Pharmacy Benefits Management

Notify me of updates to this page

A pharmacy benefits manager is an entity that performs pharmacy benefits management – that is, administers or manages prescription drug benefits provided by a carrier for the benefit of covered individuals. It includes an entity acting for a pharmacy benefits manager in a contractual relationship in the performance of pharmacy benefits management for a carrier, nonprofit hospital, or third-party payor under a health program administered by Virginia. Pharmacy benefits management is now regulated by Virginia, which includes licensing, reporting and prohibited conduct. 

If you have any questions regarding this information, please e-mail or call (804) 371-9741.

Any individual or entity providing pharmacy benefits management services or otherwise acting as a pharmacy benefits manager in Virginia on or after October 1, 2020, is required to obtain a license unless otherwise covered by a carrier’s license.

Apply for a License:
To apply for a license, you must submit an application and pay the $250 application fee.

License Renewal:
All licenses expire on September 30 and must be renewed for the following one-year period effective October 1.
To renew your license, you must submit a renewal application and pay a $100 nonrefundable renewal fee. Applicants should allow up to 30 days for processing.

View Administrative Letter 2020-04 for further information.

Any carrier that contracts for pharmacy benefits management with one or more pharmacy benefits managers that are required to be licensed by Virginia are required to submit a rebate report to the Commissioner of Insurance. The carrier may submit the report on its own or through its pharmacy benefits manager or managers pursuant to its contract for pharmacy benefits management.
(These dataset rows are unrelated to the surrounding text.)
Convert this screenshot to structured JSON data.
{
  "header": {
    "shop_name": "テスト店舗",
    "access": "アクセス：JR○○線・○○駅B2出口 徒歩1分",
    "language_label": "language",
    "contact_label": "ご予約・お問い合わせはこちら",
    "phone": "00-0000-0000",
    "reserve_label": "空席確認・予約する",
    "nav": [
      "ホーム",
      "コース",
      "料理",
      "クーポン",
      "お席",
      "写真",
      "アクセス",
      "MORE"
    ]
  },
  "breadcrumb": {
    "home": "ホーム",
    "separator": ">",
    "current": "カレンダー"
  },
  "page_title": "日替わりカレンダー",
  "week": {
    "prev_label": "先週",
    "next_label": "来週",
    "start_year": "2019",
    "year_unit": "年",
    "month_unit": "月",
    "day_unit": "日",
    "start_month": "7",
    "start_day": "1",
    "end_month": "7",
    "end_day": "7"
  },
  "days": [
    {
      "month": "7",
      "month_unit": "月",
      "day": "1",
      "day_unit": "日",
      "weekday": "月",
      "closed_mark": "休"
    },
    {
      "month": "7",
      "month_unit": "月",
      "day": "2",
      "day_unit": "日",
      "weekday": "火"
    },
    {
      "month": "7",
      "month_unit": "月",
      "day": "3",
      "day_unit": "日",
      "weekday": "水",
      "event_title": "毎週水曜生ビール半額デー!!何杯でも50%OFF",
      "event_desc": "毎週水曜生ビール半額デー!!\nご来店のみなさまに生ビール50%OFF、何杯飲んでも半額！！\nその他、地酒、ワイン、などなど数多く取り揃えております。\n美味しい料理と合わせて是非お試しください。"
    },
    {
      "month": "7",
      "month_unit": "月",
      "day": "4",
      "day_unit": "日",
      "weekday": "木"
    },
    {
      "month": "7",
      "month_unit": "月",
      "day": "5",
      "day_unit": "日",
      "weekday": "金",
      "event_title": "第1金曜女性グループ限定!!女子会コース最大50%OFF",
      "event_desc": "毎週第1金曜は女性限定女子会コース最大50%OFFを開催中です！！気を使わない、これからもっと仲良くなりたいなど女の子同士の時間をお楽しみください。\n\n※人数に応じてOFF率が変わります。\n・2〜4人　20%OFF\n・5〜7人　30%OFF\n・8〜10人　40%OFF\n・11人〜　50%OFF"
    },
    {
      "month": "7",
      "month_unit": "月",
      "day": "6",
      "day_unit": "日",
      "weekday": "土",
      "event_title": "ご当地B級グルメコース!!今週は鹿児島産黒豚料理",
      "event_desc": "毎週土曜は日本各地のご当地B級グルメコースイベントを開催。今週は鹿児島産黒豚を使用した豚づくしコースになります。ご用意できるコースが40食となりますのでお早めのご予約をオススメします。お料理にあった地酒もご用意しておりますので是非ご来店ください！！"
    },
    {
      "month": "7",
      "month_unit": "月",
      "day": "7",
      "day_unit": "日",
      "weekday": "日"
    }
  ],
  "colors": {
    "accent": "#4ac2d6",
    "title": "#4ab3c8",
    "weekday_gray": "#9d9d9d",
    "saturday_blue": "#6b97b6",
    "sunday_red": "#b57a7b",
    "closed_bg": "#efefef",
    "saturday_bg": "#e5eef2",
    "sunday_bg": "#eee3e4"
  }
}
For this purpose, a rebate is a discount or other price concession, including without limitation incentives, disbursements, and reasonable estimates of a volume-based discount, or a payment that is (i) based on utilization of a prescription drug and (ii) paid by a manufacturer or third party, directly or indirectly, to a pharmacy benefits manager, pharmacy services administrative organization, or pharmacy after a claim has been processed and paid at a pharmacy.

For each health benefit plan, the report must include the aggregate amount of rebates:

  • received by the pharmacy benefits manager;

  • distributed to the appropriate health benefit plan; and

  • passed on to the enrollees of each health benefit plan at the point of sale that reduced the enrollees' applicable deductible, copayment, coinsurance, or other cost-sharing amount.

The initial report, covering the period from October 1, 2020 through December 31, 2020, must be submitted to the Commissioner by March 31, 2021. Reports for subsequent quarters are required to be filed according to the following schedule:

Quarter Period Covered Due Date
1 January 1 through March 31 June 30
2 April 1 through June 30 September 30
3 July 1 through September 30 December 31
4 October 1 through December 31 March 31

Rebate Report Guidance and Reporting Instructions
Rebate Report Forms

The Bureau encourages carriers and pharmacy benefits managers to be aware of prohibited conduct related to advertisements, claims adjudication fees, reimbursements for services, network restrictions or adequacy determinations, retaliation for exercising rights and spread pricing.

See § 38.2-3467, Code of Virginia, for details.